Паныч отступил к окну, вместо него подошел фельдшер, потирая руки и нехорошо, плутовато посмеиваясь.
— Прилягте.
Лечь? Ганна сразу встрепенулась, ей стало жарко. Фельдшер ждал, а она сидела. Было почему-то стыдно ложиться на кушетку в присутствии паныча.
Будто догадавшись, Вольдемар повернулся лицом к окну. Она легла. Нестерпимая боль пронизала ее всю, когда фельдшер стад ощупывать нарыв. Напряглась всем телом, стиснула зубы, заглушая стон.

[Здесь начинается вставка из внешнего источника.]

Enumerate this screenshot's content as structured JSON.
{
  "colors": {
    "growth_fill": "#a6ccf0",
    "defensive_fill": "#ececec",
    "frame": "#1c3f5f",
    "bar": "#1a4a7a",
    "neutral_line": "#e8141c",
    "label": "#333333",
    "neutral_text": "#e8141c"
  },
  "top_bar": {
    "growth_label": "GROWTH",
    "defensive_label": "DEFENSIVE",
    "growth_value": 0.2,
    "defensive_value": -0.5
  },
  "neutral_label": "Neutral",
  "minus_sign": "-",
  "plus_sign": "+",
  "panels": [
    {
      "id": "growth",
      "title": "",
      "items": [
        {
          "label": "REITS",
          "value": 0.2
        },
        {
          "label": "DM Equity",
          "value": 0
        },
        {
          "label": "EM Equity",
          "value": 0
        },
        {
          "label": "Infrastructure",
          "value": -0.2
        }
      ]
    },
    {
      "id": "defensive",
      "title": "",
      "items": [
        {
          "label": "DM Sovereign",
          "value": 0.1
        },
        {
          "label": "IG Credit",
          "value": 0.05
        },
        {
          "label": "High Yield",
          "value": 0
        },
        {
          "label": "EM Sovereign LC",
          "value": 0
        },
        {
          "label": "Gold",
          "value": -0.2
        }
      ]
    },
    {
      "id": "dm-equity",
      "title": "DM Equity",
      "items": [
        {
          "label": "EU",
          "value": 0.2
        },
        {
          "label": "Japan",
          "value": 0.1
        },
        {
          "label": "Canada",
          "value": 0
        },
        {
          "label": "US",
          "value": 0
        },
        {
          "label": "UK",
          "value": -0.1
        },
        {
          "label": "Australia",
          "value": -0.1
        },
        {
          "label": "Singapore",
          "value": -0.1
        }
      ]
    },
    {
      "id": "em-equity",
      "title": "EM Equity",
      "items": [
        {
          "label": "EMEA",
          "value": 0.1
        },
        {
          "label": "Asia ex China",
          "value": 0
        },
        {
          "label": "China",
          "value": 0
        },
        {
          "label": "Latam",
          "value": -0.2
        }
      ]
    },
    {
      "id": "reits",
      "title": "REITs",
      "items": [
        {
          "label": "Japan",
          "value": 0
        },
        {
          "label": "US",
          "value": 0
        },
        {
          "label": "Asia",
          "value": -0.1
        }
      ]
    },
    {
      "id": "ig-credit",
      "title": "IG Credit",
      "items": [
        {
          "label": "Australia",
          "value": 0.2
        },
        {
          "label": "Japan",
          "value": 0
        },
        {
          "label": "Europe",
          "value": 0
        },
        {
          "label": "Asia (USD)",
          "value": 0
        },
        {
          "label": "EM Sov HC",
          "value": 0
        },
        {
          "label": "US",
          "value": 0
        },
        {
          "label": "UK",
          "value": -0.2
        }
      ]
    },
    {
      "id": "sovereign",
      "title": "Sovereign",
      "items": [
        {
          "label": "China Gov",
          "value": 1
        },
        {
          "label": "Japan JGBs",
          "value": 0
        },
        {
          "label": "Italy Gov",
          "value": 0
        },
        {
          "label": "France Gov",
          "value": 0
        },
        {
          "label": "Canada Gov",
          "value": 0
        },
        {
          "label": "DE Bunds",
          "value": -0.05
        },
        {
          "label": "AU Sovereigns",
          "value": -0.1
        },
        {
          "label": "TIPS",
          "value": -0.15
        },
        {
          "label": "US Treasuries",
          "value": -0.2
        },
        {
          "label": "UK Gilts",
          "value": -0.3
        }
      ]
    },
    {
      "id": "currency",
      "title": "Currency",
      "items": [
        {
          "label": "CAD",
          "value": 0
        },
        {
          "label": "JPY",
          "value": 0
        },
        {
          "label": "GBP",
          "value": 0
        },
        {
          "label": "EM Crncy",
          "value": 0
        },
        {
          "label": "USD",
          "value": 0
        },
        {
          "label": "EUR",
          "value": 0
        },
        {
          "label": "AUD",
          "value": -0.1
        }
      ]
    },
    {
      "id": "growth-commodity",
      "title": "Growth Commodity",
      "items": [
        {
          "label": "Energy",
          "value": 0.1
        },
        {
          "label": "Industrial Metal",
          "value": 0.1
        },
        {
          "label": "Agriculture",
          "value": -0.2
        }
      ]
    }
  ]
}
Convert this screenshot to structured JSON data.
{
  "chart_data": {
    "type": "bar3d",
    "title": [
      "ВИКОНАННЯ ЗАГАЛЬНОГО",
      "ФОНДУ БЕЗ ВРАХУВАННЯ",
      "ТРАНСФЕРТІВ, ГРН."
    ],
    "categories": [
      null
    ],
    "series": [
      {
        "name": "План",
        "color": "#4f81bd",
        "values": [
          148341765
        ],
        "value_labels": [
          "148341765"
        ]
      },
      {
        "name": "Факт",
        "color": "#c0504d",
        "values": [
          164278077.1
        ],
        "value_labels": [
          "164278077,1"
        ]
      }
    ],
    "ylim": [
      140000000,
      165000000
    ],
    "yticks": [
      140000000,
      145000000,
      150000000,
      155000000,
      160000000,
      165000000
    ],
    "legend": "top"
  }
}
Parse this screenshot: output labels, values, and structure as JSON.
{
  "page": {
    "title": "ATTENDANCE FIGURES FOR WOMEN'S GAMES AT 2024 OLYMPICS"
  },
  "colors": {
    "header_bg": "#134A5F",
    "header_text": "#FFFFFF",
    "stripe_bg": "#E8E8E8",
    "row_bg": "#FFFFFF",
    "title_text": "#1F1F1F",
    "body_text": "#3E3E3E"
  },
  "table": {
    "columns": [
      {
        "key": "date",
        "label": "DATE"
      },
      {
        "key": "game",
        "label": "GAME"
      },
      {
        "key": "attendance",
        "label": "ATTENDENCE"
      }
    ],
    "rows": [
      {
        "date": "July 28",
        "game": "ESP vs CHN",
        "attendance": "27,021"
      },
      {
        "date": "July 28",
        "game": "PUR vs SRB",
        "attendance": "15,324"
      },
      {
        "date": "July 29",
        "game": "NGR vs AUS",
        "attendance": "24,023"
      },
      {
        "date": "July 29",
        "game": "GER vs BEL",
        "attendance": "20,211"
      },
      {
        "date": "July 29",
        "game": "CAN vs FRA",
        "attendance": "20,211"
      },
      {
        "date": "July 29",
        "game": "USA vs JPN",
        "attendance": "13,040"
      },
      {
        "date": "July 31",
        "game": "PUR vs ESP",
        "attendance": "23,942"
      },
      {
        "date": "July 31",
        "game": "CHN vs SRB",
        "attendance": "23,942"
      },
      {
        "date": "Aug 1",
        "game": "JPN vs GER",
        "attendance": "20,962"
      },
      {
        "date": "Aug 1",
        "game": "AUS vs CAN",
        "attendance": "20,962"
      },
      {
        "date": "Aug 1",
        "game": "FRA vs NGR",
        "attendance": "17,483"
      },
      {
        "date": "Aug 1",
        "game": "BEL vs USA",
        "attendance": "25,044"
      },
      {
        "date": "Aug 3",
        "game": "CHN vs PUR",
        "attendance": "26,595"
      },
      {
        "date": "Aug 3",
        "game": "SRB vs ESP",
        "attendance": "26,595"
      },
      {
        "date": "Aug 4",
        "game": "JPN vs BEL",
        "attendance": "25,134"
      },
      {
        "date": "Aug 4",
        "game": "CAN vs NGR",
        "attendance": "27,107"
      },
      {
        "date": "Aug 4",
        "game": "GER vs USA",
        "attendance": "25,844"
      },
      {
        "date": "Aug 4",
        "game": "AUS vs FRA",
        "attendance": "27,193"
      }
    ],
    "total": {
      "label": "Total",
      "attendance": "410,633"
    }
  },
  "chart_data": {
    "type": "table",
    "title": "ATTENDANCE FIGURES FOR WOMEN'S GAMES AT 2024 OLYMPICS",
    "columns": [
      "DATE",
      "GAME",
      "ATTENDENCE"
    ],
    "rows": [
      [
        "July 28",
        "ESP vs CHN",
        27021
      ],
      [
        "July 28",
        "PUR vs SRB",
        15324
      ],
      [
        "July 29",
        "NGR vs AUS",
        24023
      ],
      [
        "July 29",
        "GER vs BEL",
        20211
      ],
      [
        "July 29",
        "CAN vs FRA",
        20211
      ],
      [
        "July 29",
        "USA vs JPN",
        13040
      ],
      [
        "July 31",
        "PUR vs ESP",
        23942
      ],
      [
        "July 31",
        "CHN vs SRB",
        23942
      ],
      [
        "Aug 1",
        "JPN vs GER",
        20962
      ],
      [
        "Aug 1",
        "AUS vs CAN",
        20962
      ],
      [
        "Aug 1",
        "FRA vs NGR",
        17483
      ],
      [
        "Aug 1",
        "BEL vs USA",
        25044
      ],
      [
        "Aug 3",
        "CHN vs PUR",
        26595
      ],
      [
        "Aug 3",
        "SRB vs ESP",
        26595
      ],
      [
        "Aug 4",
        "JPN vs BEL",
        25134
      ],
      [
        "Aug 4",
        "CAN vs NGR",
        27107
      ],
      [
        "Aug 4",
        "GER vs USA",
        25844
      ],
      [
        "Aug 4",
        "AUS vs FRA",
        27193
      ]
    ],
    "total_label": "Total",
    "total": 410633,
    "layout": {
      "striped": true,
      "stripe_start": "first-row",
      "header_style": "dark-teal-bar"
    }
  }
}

Потемнело на миг в глазах… Раскрыла глаза, и опять были белые палатные снега вокруг, и Вольдемар уже напряженно смотрел от окна прямо на ее тело… Ганна ужаснулась, словно глянула вдруг его глазами на себя со стороны, на свое бесстыдно раскинутое тело, на высокую свою грудь и полные тугие ноги, равнодушно оголенные фельдшером выше колен… Хотелось вскочить, прикрыться от паныча всеми этими стенами-снегами, и в то же время что-то сдерживало ее, было как будто нужно, чтобы на нее — такую! — смотрели…
Прикрылась от него только собственными ресницами и лежала так.
Пока фельдшер вскрывал, промывал, смазывал нарыв, Вольдемар смотрел на нее, не отводя взгляда.
— Какая воля, какая выдержка, — с тихой зачарованностью промолвил паныч, когда все было окончено и Ганна уже сидела с перевязанной ногой, поправляя на себе одежду и чувствуя облегчение во всем теле. — Скальпель идет по живому, а она… Да перед вами преклоняться надо, Аннет!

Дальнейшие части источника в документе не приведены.